L’indignation soulevée par l'affaire Boushie arrive à un moment inopportun pour les libéraux, étant donné qu'ils font face à une pression croissante de la grande entreprise pour remplir leur promesse de développer le pipeline de Kinder Morgan face à une vaste opposition populaire, incluant parmi les autochtones.

La réaction de la part des médias contrôlés par la grande entreprise à l'affaire Boushie a été tout aussi malhonnête que celle du gouvernement. Le magazine Maclean, le Toronto Star et d'autres journaux ont tout fait pour présenter le verdict purement en termes ethniques. Maclean a noté dans un article sur le résultat que «système de justice blanc» et un «jury entièrement blanc» a provoqué l'acquittement de Stanley, tandis qu'un article de David MacDonald dans le National Post parlait d'un «système judiciaire canadien basé sur le colonialisme».

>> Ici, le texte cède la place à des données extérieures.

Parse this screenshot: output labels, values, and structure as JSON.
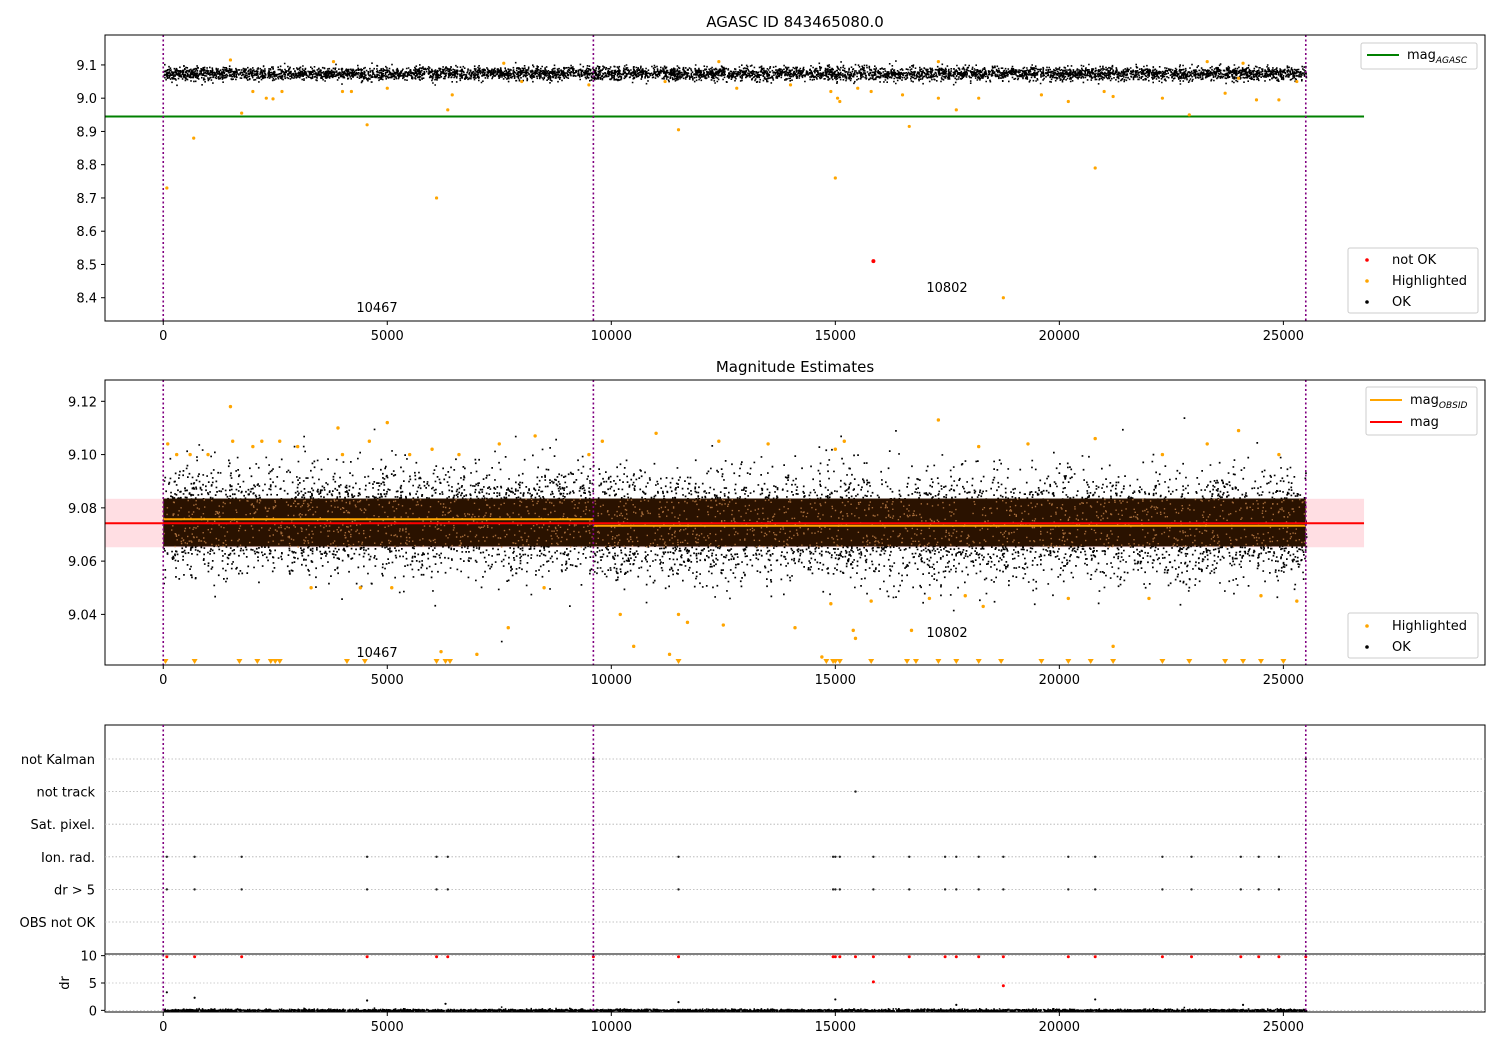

Au sujet de la décision du jury d'acquitter Stanley, le journaliste du Star, Tim Harper, a écrit: «[I]ls vivent dans une monde blanc, tout comme moi, et nous serions tous incapables de savoir dans quelles conditions grandissent les autochtones dans ce pays.»

Ces conceptions profondément erronées et visent à masquer la vérité quant aux véritables coupables de la discrimination à laquelle fait face la population autochtone aux mains du système de justice pénale et la misère sociale et économique qui en est à la base. En proclamant l'existence d'un gouffre insurmontable entre «blancs» ou «colons» et «autochtones», ces commentateurs bourgeois tentent de rejeter la responsabilité pour les crimes de leur propre classe sur la population entière.

Le racisme a certainement joué un rôle dans l'affaire Boushie, qu'il s'agisse du traitement qu'a subi la mère de Boushie, de l'injustifiable délai dans l'accusation de Stanley, ou de la réaction brutale de type «loi et ordre» du gouvernement provincial de la Saskatchewan.

La Saskatchewan a été le lieu d'autres meurtres racistes. En 1991, Carney Nerland, un membre du Ku Klux Klan, a tué le trappeur cri Leo LaChance. Tout comme Stanley, à son procès, il a utilisé le prétexte selon lequel il ne savait pas combien de balles se trouvaient dans son arme. Il a été acquitté.

Mais le racisme ne provient pas des gènes des «blancs» ou des «colons», mais a été cultivé et employé de façon persistante pendant plus d'un siècle et demi par la classe dirigeante du Canada et son État capitaliste. Afin de consolider l'ordre bourgeois, le capitalisme canadien devait déposséder la population autochtone et détruire ses formes de propriété collective.

La seule façon d'atteindre la justice pour Boushie et confronter l'oppression à laquelle fait face la population autochtone est de lier leurs luttes à celle de la classe ouvrière de toutes origines «raciales», ethniques ou linguistiques pour mettre fin au capitalisme. C'est uniquement sur la base d'un programme socialiste qu'il sera possible de réparer les crimes historiques commis contre la population autochtone du Canada, incluant à travers l'abolition du système de «justice» capitaliste, et assurer pour tous des droits élémentaires et l'égalité sociale.